Capítulo 16.

369 52 12
                                    


   Había notado el mal clima un par de calles antes; el viento soplaba fuerte, arrastrando las rojizas hojas de árboles que sufrían la estación otoñal y los residuos de basura que algún descorazonado había tirado al suelo. El cielo estaba gris, sin nubes, con apenas el sol brillando y asomándose por el horizonte. Unos cuantos truenos habían sonado, asustándome cada vez que el cielo relampagueaba anunciando que trueno se avecinaba.

Yo andaba medio entumecida y aferrada al abrigo que llevaba encima, protegiéndome del frío mientras el viento enfurecido me daba en el rostro, provocando que mi cabello me golpeara en cada centímetro que fuera necesario. Han, en cambio, caminaba tranquilamente con las manos dentro del abrigo de lana azúl marino, inexpresivo, silencioso, y evitando que sus zapatos hicieran ruido alguno.

No habíamos hablado mucho. De hecho, no habíamos hablado de nada. Por mi parte, un nervioso estúpido se colaba en mis entrañas al recordar sus dedos entrelazándose con los míos. Era una sensación que me ocasionaba todo tipo de sensaciones indeseables; sensaciones que traté de guardar mientras seguía con mi vida como si no las estuviera experimentando como una tormenta salvaje y furiosa. El silencio que manteníamos me ayudaba a no pensar mucho en ellas y centrarme en la tormenta que se avecinaba; podría ser una llovizna ligera, tal vez, o una lluvia incesante que tardaría como tres horas en concluir.

Odiaba los días lluviosos.

Los detestaba tanto que, incluso prefería permanecer una hora bajo en sol sin protector solar, exponiendo mi piel, a cambio de ese mismo lapso de tiempo al aire libre mientras el cielo desprendida torrencialmente el agua que ya no quería.

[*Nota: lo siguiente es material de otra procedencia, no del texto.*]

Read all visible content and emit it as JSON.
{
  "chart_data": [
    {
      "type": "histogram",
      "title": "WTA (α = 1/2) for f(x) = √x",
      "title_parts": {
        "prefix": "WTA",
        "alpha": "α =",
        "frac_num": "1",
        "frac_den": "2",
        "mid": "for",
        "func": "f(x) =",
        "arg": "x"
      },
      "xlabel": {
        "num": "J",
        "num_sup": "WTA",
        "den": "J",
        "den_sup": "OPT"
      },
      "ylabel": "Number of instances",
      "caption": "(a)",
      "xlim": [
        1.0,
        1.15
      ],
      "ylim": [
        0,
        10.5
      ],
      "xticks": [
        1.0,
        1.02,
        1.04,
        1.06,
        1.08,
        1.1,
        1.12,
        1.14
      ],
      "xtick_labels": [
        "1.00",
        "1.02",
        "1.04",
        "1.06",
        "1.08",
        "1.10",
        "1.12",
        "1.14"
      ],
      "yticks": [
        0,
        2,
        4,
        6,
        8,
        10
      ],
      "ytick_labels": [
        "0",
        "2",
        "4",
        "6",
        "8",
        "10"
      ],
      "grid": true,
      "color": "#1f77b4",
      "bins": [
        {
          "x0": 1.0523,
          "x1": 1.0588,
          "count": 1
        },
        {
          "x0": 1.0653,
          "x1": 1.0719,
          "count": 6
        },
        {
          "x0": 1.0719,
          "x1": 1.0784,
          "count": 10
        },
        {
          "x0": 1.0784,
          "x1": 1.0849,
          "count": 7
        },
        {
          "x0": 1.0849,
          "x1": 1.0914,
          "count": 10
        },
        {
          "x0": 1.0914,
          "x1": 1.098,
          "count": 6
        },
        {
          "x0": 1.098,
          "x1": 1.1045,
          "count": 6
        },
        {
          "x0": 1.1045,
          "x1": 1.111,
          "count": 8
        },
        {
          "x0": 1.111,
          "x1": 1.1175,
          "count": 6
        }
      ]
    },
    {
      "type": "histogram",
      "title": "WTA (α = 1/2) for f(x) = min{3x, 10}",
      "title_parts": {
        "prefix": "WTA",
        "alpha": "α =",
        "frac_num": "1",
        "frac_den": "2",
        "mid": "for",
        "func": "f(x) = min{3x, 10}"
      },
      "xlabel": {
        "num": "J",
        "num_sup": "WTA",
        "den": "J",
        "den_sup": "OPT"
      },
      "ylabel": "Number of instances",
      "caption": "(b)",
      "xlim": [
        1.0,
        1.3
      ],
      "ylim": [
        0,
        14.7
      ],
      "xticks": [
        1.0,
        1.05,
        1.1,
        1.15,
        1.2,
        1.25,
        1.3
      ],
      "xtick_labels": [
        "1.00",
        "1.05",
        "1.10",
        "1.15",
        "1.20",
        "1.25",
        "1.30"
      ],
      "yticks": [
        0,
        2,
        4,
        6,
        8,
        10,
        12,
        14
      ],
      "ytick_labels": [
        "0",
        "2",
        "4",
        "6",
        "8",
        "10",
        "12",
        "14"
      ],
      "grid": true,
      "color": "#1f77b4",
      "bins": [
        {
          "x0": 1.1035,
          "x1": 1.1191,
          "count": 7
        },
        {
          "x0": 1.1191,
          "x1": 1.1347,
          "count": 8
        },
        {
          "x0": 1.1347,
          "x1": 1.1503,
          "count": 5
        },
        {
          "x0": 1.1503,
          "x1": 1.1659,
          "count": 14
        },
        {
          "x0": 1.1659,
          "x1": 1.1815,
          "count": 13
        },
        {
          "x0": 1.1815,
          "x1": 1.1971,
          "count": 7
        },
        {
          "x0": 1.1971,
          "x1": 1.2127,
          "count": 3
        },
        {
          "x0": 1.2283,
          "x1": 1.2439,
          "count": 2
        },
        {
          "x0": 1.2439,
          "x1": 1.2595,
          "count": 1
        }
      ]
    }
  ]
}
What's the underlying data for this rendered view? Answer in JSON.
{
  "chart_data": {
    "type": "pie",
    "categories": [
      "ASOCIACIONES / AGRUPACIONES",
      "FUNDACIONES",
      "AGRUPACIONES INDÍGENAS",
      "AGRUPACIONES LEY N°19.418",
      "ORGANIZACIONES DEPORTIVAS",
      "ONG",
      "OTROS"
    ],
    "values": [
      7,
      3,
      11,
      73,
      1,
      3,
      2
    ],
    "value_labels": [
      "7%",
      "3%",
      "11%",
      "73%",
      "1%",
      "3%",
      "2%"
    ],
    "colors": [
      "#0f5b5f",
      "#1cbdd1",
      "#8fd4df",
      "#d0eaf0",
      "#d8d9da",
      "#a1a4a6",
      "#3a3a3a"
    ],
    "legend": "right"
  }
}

Comprendía que habían pasado años desde eso y que, probablemente ya tenía la edad suficiente como para superar la situación y dejar de culpar a la naturaleza. Pero se me dificultaba cuando habían días así. Días fríos, grises, opacos y como si no existiera otra cosa más que la tristeza. De hecho, fue así cómo me había sentido ese día, cuando caminaba por la calle de la mano de mi madre, con sólo diez años y añorando cada segundo poder esfumar el nerviosismo y concretarme en repasar el guión de la obra escolar.

En sí, la anécdota era bastante tonta, pero había arruinado el sueño de una pequeña que, en aquel entonces, quería protagonizar todas las obras en la primaria.

La lluvia había arruinado el vestido que llevaba puesto para la presentación. Era grande, precioso, brillaba incluso por las escarchas que tenía en la falda. Por aquel incidente no había podido participar en la obra y, aunque mi madre insistió bastante en que otras obras vendrían, la Holland de diez años creía que no se podría ser Blanca Nieves dos veces en la vida.

Lo peor había sido que la niña con la que me llevaba faltal suplió mi papel. Por lo que empecé a detestarla todavía más.

Lo más seguro es que ella ni siquiera se acordaría de lo que pasó aquella vez porque hablábamos de vez en cuando. Aunque yo todavía le tenía cierto recelo sin que lo mereciera. Pobre Kira.

Volviendo al presente, odiaba la lluvia. Incluso llegué a estar dos días enteros sin bañarme cuando tenía diez porque la ducha me la recordaba. Puede que la anécdota no fuera interesante y divertida, pero si asquerosa y vergonzosa. Jamás se la contaría a Han.

Aunque dudaba visiblemente a que fuera a contarle algo esa tarde. Ambos caminábamos tan callados y camuflados con el ambiente que, lo más probable, era que él ni siquiera me notaría. Por lo que el silencio, la lluvia que se avecinaba, el picor en los dedos y el frío que hacía, me obligaban a divagar en cosas que no quería sumergirme: como en Markus volviéndose más cariñoso conmigo y menos insufrible y Trevor más distante e igual de idiota.